When Ms Warner took over, there were allegations that the procurement process prior to awarding the grant had been manipulated in favour of YAF. In June 2019, Ms Warner suggested the grant should be subject to closer scrutiny. Two days later, one of Ms Warner’s colleagues alleged she had been having an affair with a YAF employee.
The allegations resulted in a six-month investigation into Ms Warner by an all-white team that gave her a final written warning.
The tribunal found that Ms Warner had been the victim of unconscious bias in the workplace by senior colleagues, suggesting that she was treated with “an unwarranted degree of suspicion, that unfair assumptions were made about her, that minds were closed, that she was treated unfairly in the disciplinary process”. Ms Warner was “pushed away”, “disowned” or “othered” during the disciplinary process “in a way that…would not have happened were she a white civil servant with equivalent length of service and experience”.

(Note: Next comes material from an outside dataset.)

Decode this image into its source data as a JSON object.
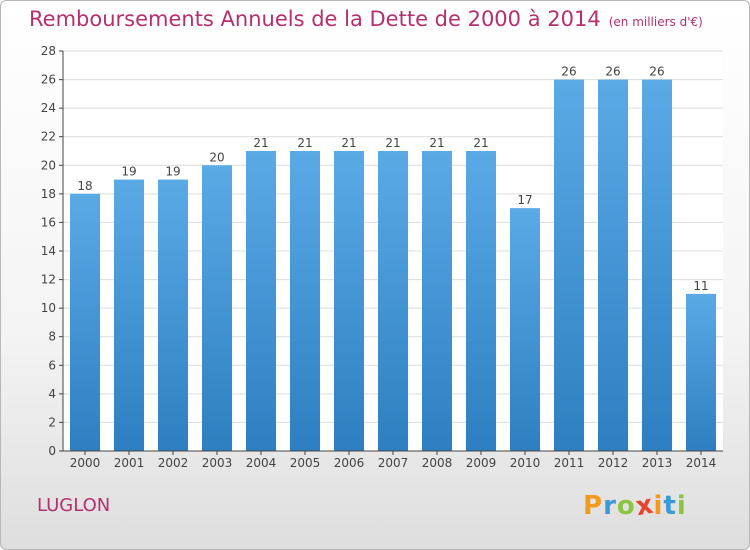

This case highlights the importance of unconscious bias at work in race discrimination. In many ways, unconscious bias in the workplace can sometimes be worse than outright racism. We see this frequently with our clients who just can’t explain why they haven’t been promoted, or why they seem to be ostracised by their colleagues, despite years of strong performance records. It can be difficult to pin down the discrimination – but this case shows that it is by no means impossible.